A omissão de certas minúcias é aceitável na integração de um brasão a um sistema de identidade visual ou o transforma numa marca?

A integração da armaria na identidade visual do governo basco não é difícil de comentar porque o desenho do chamado "brasão corporativo" é pouco mais que uma simplificação do estilo heráldico habitual. Mas na Espanha há casos menos fáceis de apreciar. Nesta postagem, vou abordar o de Castela e Leão.

O brasão de Castela e Leão foi ordenado pelo estatuto de autonomia de 1983, cuja redação vigente é a seguinte:

El blasón de Castilla y León es un escudo timbrado por corona real abierta, cuartelado en cruz o contracuartelado. El primer y cuarto cuarteles: en campo de gules, un castillo de oro almenado de tres almenas, mamposteado de sable y clarado de azur. El segundo y tercer cuarteles: en campo de plata, un león rampante de púrpura, linguado, uñado y armado de gules, coronado de oro. (1)

Como se percebe, a comunidade autônoma assumiu as armas da antiga Coroa da qual tomou o próprio nome. Essas armas foram ordenadas por Fernando III o Santo quando uniu definitivamente os reinos de Castela e de Leão em 1230 e são tidas como o primeiro caso de esquarteladura na história da heráldica.
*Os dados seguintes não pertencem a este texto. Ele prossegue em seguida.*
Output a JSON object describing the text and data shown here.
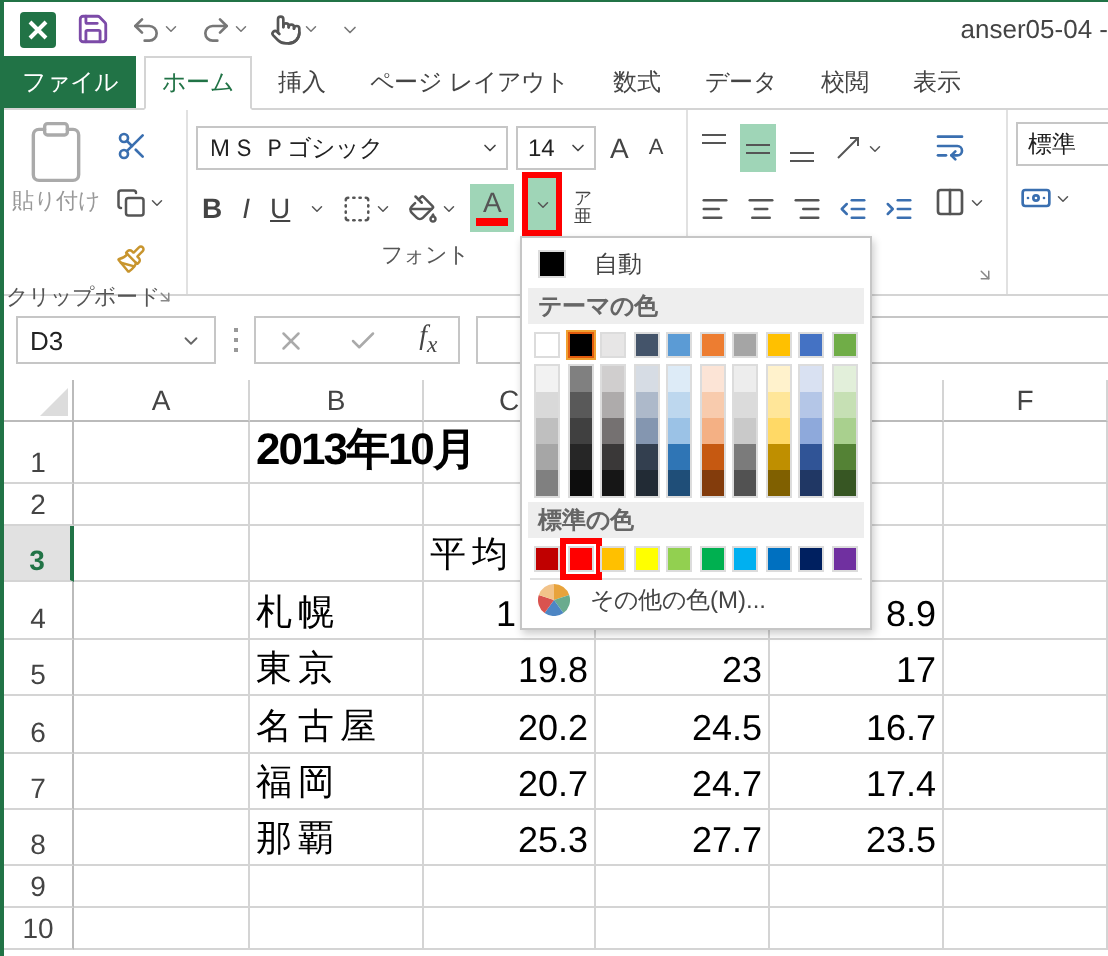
{
  "title_bar": {
    "title": "anser05-04 -"
  },
  "tabs": [
    {
      "label": "ファイル",
      "kind": "file",
      "selected": false
    },
    {
      "label": "ホーム",
      "kind": "tab",
      "selected": true
    },
    {
      "label": "挿入",
      "kind": "tab",
      "selected": false
    },
    {
      "label": "ページ レイアウト",
      "kind": "tab",
      "selected": false
    },
    {
      "label": "数式",
      "kind": "tab",
      "selected": false
    },
    {
      "label": "データ",
      "kind": "tab",
      "selected": false
    },
    {
      "label": "校閲",
      "kind": "tab",
      "selected": false
    },
    {
      "label": "表示",
      "kind": "tab",
      "selected": false
    }
  ],
  "ribbon": {
    "clipboard": {
      "paste_label": "貼り付け",
      "group_label": "クリップボード"
    },
    "font": {
      "font_name": "ＭＳ Ｐゴシック",
      "font_size": "14",
      "grow": "A",
      "shrink": "A",
      "bold": "B",
      "italic": "I",
      "underline": "U",
      "font_color": {
        "glyph": "A",
        "active": true,
        "highlighted": true
      },
      "phonetic": {
        "top": "ア",
        "bottom": "亜"
      },
      "group_label": "フォント"
    },
    "alignment": {
      "vertical": [
        {
          "kind": "top",
          "selected": false
        },
        {
          "kind": "middle",
          "selected": true
        },
        {
          "kind": "bottom",
          "selected": false
        }
      ]
    },
    "number": {
      "format": "標準"
    }
  },
  "formula_bar": {
    "name_box": "D3",
    "function": "f$_{x}$"
  },
  "sheet": {
    "columns": {
      "a": "A",
      "b": "B",
      "c": "C",
      "f": "F"
    },
    "rows": [
      {
        "number": "1",
        "selected": false,
        "b": {
          "text": "2013年10月",
          "kind": "title"
        }
      },
      {
        "number": "2",
        "selected": false
      },
      {
        "number": "3",
        "selected": true,
        "c": {
          "text": "平均",
          "kind": "heading"
        }
      },
      {
        "number": "4",
        "selected": false,
        "b": "札幌",
        "c": {
          "text": "1",
          "kind": "partial"
        },
        "e": "8.9"
      },
      {
        "number": "5",
        "selected": false,
        "b": "東京",
        "c": "19.8",
        "d": "23",
        "e": "17"
      },
      {
        "number": "6",
        "selected": false,
        "b": "名古屋",
        "c": "20.2",
        "d": "24.5",
        "e": "16.7"
      },
      {
        "number": "7",
        "selected": false,
        "b": "福岡",
        "c": "20.7",
        "d": "24.7",
        "e": "17.4"
      },
      {
        "number": "8",
        "selected": false,
        "b": "那覇",
        "c": "25.3",
        "d": "27.7",
        "e": "23.5"
      },
      {
        "number": "9",
        "selected": false
      },
      {
        "number": "10",
        "selected": false
      }
    ]
  },
  "color_menu": {
    "automatic": {
      "label": "自動",
      "color": "#000000"
    },
    "theme_header": "テーマの色",
    "theme_colors": [
      {
        "color": "#ffffff",
        "selected": false,
        "shades": [
          {
            "color": "#f2f2f2"
          },
          {
            "color": "#d9d9d9"
          },
          {
            "color": "#bfbfbf"
          },
          {
            "color": "#a6a6a6"
          },
          {
            "color": "#808080"
          }
        ]
      },
      {
        "color": "#000000",
        "selected": true,
        "shades": [
          {
            "color": "#808080"
          },
          {
            "color": "#595959"
          },
          {
            "color": "#404040"
          },
          {
            "color": "#262626"
          },
          {
            "color": "#0d0d0d"
          }
        ]
      },
      {
        "color": "#e7e6e6",
        "selected": false,
        "shades": [
          {
            "color": "#d0cece"
          },
          {
            "color": "#aeabab"
          },
          {
            "color": "#757171"
          },
          {
            "color": "#3a3838"
          },
          {
            "color": "#161616"
          }
        ]
      },
      {
        "color": "#44546a",
        "selected": false,
        "shades": [
          {
            "color": "#d6dce4"
          },
          {
            "color": "#adb9ca"
          },
          {
            "color": "#8496b0"
          },
          {
            "color": "#333f4f"
          },
          {
            "color": "#222b35"
          }
        ]
      },
      {
        "color": "#5b9bd5",
        "selected": false,
        "shades": [
          {
            "color": "#ddebf7"
          },
          {
            "color": "#bdd7ee"
          },
          {
            "color": "#9bc2e6"
          },
          {
            "color": "#2f75b5"
          },
          {
            "color": "#1f4e78"
          }
        ]
      },
      {
        "color": "#ed7d31",
        "selected": false,
        "shades": [
          {
            "color": "#fce4d6"
          },
          {
            "color": "#f8cbad"
          },
          {
            "color": "#f4b084"
          },
          {
            "color": "#c65911"
          },
          {
            "color": "#833c0c"
          }
        ]
      },
      {
        "color": "#a5a5a5",
        "selected": false,
        "shades": [
          {
            "color": "#ededed"
          },
          {
            "color": "#dbdbdb"
          },
          {
            "color": "#c9c9c9"
          },
          {
            "color": "#7b7b7b"
          },
          {
            "color": "#525252"
          }
        ]
      },
      {
        "color": "#ffc000",
        "selected": false,
        "shades": [
          {
            "color": "#fff2cc"
          },
          {
            "color": "#ffe699"
          },
          {
            "color": "#ffd966"
          },
          {
            "color": "#bf8f00"
          },
          {
            "color": "#806000"
          }
        ]
      },
      {
        "color": "#4472c4",
        "selected": false,
        "shades": [
          {
            "color": "#d9e1f2"
          },
          {
            "color": "#b4c6e7"
          },
          {
            "color": "#8ea9db"
          },
          {
            "color": "#305496"
          },
          {
            "color": "#203764"
          }
        ]
      },
      {
        "color": "#70ad47",
        "selected": false,
        "shades": [
          {
            "color": "#e2efda"
          },
          {
            "color": "#c6e0b4"
          },
          {
            "color": "#a9d08e"
          },
          {
            "color": "#548235"
          },
          {
            "color": "#375623"
          }
        ]
      }
    ],
    "standard_header": "標準の色",
    "standard_colors": [
      {
        "color": "#c00000",
        "selected": false
      },
      {
        "color": "#ff0000",
        "selected": true
      },
      {
        "color": "#ffc000",
        "selected": false
      },
      {
        "color": "#ffff00",
        "selected": false
      },
      {
        "color": "#92d050",
        "selected": false
      },
      {
        "color": "#00b050",
        "selected": false
      },
      {
        "color": "#00b0f0",
        "selected": false
      },
      {
        "color": "#0070c0",
        "selected": false
      },
      {
        "color": "#002060",
        "selected": false
      },
      {
        "color": "#7030a0",
        "selected": false
      }
    ],
    "more_colors": "その他の色(M)..."
  }
}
Pessoalmente, brasono-as assim: esquartelado, o primeiro e quarto de vermelho com um castelo de ouro, lavrado de negro, aberto e iluminado de azul; o segundo de prata com um leão de púrpura, armado e lampassado de vermelho, coroado de ouro; coroa real antiga.

Brasão de Castela e Leão: esquartelado, o primeiro e quarto de vermelho com um castelo de ouro, lavrado de negro, aberto e iluminado de azul; o segundo de prata com um leão de púrpura, armado e lampassado de vermelho, coroado de ouro; coroa real antiga.
Brasão de Castela e Leão: esquartelado, o primeiro e quarto de vermelho com um castelo de ouro, lavrado de negro, aberto e iluminado de azul; o segundo de prata com um leão de púrpura, armado e lampassado de vermelho, coroado de ouro; coroa real antiga (desenho usado pelo governo autônomo).
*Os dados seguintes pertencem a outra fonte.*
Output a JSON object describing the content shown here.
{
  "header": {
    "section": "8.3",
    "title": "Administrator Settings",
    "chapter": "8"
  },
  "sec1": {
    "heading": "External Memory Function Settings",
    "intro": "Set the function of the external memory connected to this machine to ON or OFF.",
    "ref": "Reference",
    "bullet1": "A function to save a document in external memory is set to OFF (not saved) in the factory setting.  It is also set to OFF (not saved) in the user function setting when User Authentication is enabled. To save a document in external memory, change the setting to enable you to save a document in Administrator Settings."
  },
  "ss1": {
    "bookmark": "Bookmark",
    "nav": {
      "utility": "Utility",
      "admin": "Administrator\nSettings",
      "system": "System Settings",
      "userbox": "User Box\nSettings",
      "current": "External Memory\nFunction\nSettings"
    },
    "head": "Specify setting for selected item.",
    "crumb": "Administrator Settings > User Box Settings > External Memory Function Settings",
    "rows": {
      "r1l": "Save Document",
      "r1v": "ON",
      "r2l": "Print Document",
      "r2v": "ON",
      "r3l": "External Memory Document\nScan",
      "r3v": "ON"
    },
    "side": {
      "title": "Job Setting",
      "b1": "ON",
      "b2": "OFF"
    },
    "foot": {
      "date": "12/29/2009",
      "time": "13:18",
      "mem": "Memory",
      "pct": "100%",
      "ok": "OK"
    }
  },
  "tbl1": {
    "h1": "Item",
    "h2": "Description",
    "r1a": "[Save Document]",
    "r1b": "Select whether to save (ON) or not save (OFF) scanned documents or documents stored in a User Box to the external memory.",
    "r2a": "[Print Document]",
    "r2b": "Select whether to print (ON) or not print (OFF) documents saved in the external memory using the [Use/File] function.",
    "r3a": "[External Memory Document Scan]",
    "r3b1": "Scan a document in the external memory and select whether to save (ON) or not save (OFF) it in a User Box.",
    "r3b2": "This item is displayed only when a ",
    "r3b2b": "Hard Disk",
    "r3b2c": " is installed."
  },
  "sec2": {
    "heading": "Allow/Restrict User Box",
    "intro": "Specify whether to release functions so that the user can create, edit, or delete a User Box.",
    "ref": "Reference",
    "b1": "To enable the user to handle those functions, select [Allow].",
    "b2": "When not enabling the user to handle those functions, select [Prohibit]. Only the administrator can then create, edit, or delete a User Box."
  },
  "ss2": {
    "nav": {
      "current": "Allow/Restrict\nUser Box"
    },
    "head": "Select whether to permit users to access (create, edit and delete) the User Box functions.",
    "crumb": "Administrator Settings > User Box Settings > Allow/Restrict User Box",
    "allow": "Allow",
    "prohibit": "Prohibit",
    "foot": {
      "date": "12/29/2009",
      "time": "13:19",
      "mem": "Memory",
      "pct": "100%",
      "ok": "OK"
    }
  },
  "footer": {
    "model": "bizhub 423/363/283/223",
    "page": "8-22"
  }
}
A Junta de Castilla y León, o governo autônomo, adotou a identidade visual atual em 2003. No manual, consta uma retrospectiva sucinta do percurso trilhado até esse momento:

Habida cuenta que se autorizaba el uso de este escudo o blasón por la Administración de la Comunidad, se mantuvo el mismo hasta el año 1986, combinando el escudo o emblema con la leyenda "Junta de Castilla y León" en tipografía "Helvética bold". Con ocasión del cambio de Gobierno, se estimó oportuno dotar a la Junta de Castilla y León de un identificador propio y, si bien no se alteraron las características del emblema, sí lo fueron las de la tipografía, que pasó a ser "Garamond", tipografía que alternó su incorporación en el logotipo e identificador con el tipo "Pepita" para acciones de carácter puramente publicitario Es en este período cuando se asigna a las Consejerías que integraban entonces el gobierno regional, un color corporativo, que se utiliza en función de la normativa emanada del primer Manual de Identidad Corporativa con que cuenta la Junta.
En 1992 aparece una revisión de la imagen corporativa. El emblema o escudo se estiliza, desaparecen ciertas normas sobre la utilización de espacios de color para las Consejerías y se vincula el nuevo símbolo-escudo a una tipografía más acorde con la referencia gráfica que supone la concepción que se hace del escudo: se incorpora la tipografía "Eras Medium" para el logotipo.
La ausencia de una normativa clara en torno al uso de símbolos provoca la dispersión de la imagen institucional, ya que existe, desde entonces, convivencia de una iconografía dispar. Esta situación se pretende evitar con el Decreto 119/2003, publicado en el Boletín Oficial de Castilla y León el 22 de octubre de 2003, por el que se aprueba la Identidad Corporativa de la Junta de Castilla y León y se regula su uso. (2)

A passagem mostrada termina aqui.